President Donald Trump woke up in a bad mood Sunday morning and knew just where to aim his ire: his good old friends in the media. Mere hours after Saturday Night Live aired a sketch in which it imagined a magical world in which Trump was never president, the commander in chief blasted his critics in the media and wondered why criticizing him was legal in the first place. We know he was mad at Saturday Night Live because he specifically mentioned the show in his tweet.
“A REAL scandal is the one sided coverage, hour by hour, of networks like NBC & Democrat spin machines like Saturday Night Live,” Trump wrote on Twitter. “It is all nothing less than unfair news coverage and Dem commercials. Should be tested in courts, can’t be legal? Only defame & belittle!
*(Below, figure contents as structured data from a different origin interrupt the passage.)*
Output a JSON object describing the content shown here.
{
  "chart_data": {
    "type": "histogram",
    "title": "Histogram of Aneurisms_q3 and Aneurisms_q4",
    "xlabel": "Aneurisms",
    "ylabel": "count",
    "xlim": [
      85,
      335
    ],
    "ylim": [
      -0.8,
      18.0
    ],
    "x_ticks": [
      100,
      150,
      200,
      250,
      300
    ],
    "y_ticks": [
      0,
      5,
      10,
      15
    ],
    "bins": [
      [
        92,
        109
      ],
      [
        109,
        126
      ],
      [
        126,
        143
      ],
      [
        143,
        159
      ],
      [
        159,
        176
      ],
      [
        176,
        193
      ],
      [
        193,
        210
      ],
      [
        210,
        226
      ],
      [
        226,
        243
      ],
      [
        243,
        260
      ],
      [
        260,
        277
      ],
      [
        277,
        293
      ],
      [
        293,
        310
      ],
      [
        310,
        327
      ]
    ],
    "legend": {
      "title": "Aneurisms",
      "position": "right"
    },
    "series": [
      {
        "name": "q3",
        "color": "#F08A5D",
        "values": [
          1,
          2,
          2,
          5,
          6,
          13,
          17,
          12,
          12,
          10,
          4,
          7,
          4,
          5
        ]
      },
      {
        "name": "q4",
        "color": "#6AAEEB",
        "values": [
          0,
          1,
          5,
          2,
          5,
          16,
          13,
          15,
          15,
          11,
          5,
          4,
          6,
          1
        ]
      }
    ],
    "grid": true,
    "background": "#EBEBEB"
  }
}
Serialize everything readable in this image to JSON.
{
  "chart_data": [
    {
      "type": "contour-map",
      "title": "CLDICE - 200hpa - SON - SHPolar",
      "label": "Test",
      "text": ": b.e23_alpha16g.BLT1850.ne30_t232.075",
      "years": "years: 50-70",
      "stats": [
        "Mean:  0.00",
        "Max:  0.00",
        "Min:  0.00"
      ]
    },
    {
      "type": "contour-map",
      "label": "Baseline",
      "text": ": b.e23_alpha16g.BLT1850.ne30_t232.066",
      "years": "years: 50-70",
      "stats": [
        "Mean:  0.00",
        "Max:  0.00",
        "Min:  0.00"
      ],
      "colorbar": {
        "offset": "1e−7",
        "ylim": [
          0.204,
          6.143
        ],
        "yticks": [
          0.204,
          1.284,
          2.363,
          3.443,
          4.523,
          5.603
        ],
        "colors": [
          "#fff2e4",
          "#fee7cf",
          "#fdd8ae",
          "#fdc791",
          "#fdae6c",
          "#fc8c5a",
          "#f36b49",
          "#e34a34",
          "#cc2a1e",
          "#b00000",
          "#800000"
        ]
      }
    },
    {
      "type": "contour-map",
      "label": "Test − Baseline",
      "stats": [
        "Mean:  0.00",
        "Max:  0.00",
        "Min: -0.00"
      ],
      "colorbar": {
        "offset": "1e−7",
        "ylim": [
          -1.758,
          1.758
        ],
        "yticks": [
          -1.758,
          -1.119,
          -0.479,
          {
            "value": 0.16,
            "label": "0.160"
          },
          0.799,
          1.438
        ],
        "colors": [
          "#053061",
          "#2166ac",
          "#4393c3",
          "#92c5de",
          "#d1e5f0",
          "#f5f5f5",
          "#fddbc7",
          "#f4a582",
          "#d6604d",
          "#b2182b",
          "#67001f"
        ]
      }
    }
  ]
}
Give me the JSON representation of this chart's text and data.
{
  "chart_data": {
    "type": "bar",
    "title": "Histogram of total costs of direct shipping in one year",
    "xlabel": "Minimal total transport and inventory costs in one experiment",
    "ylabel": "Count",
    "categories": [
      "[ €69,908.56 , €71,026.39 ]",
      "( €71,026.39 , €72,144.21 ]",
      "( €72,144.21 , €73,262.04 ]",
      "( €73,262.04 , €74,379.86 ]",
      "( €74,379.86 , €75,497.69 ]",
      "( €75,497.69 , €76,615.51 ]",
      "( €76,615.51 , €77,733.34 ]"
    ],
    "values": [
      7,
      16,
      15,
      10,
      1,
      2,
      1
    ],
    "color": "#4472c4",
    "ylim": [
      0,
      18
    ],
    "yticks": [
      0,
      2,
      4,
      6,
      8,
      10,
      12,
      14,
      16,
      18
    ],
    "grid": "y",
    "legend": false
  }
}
Collusion?”
Trump has never been shy about criticizing the media, of course. In October, for example, shortly after 11 people were killed at a Pittsburgh synagogue, the president said that the “great anger in our Country” was caused at least “in part by inaccurate, and even fraudulent, reporting of the news.” He went on to call the “Fake News Media” the “true Enemy of the People.”
Yet even as his criticism of the media has become common, the president’s tweet stood out Sunday because he seemed to be implying that parody should be against the law if he is being targeted. Trump apparently really didn’t like SNL’s cold open, which was a take on It’s a Wonderful Life titled “It’s a Wonderful Trump.”
Trump’s anti-media screed was the jumping-off point for a Sunday morning Twitter rant on a variety of topics in which the theme was often the “witch hunt” against him. He once again misleadingly mentioned missing text messages between former FBI agents before criticizing his former lawyer Michael Cohen and the special counsel. He then went on to quote Ken Starr saying that “there is no evidence or proof of collusion.”